Bail Bonds

When an individual is arrested, they will either have to post bail or wait in custody until the trial date. Trials are often set weeks or months from the date of arrest and should not be confused with first appearance. Bail is a set amount of money that acts as insurance between the court and defendant

Bail works in two ways:

  • The full amount of the bond is posted by the defendant or on behalf of the defendant in what is called a cash bond. If they defendant attends all court dates, the depositor of the cash bond will receive back their money, less any court costs, court fees, fines, and other criminal penalties.
  • A surety bond is purchased through a bail bondsman. The purchaser pays a set fee to a bail bondsman who in turn presents the court with the bond. As long as the defendant does not miss any court dates, no further monies are paid to the bail bondsman.

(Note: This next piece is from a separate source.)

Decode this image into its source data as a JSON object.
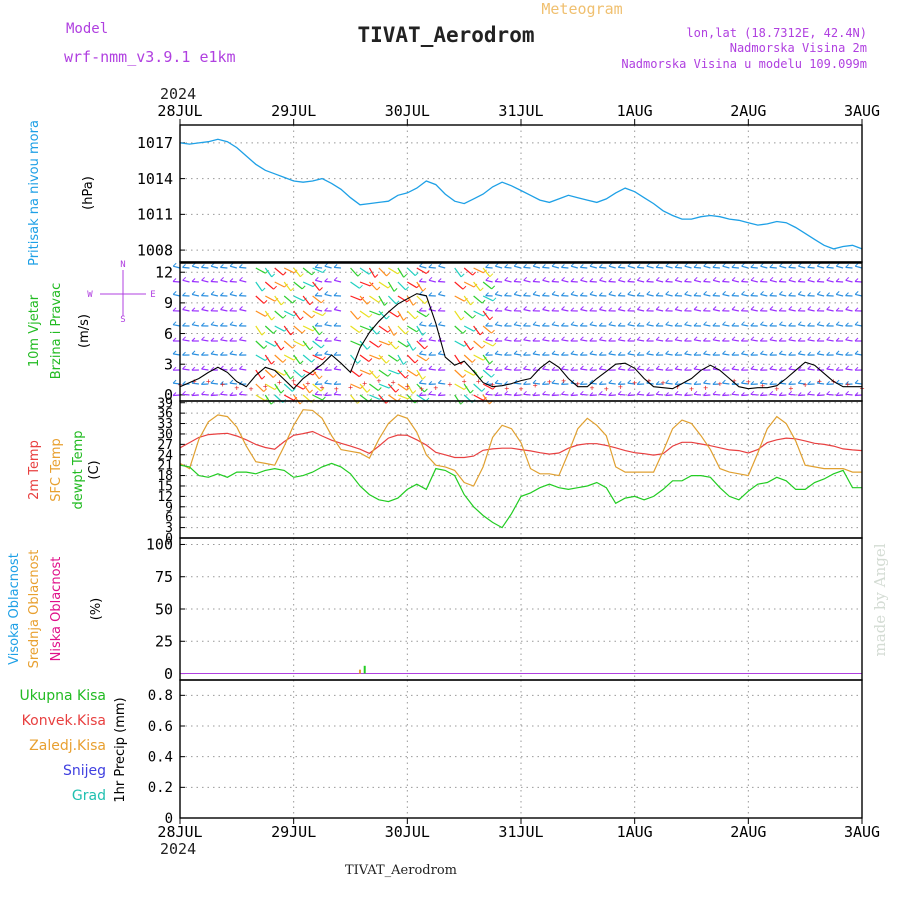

If a defendant skips bail and doesn’t appear at a court date, the bail will be surrendered. In the event that a defendant’s bail is paid through a bail bondsman, the bail bond agent has the authority to locate the defendant and surrender him or her to the court.

First Appearance

First appearance is a defendant’s first appearance in front of a judge. Florida law mandates that when an accused person is taken to jail, they appear before a judge within 24 hours of arrest. At this appearance the judge will review the case and address the matter of the defendant’s bond.

Any of the following events may happen at first appearance:

  • A monetary bond amount will be set for a defendant who was arrested under “no bond”.
  • A previously set monetary bond may be revoked and a defendant will receive “no bond” status.
  • The monetary amount for the bond may be raised, lowered, or remains the same.
  • The defendant may be placed on supervised release. In this case defendants must report regularly to the Pretrial staff until their case is disposed, and may sometimes be required to comply with special court-ordered conditions such as random urinalysis, drug and alcohol evaluations, AA/NA meetings, curfews, etc.
  • Defendants with significant community ties, who do not pose a threat of danger or risk of flight, may be released on their own recognizance (ROR) and allowed to return to court without any monetary responsibility.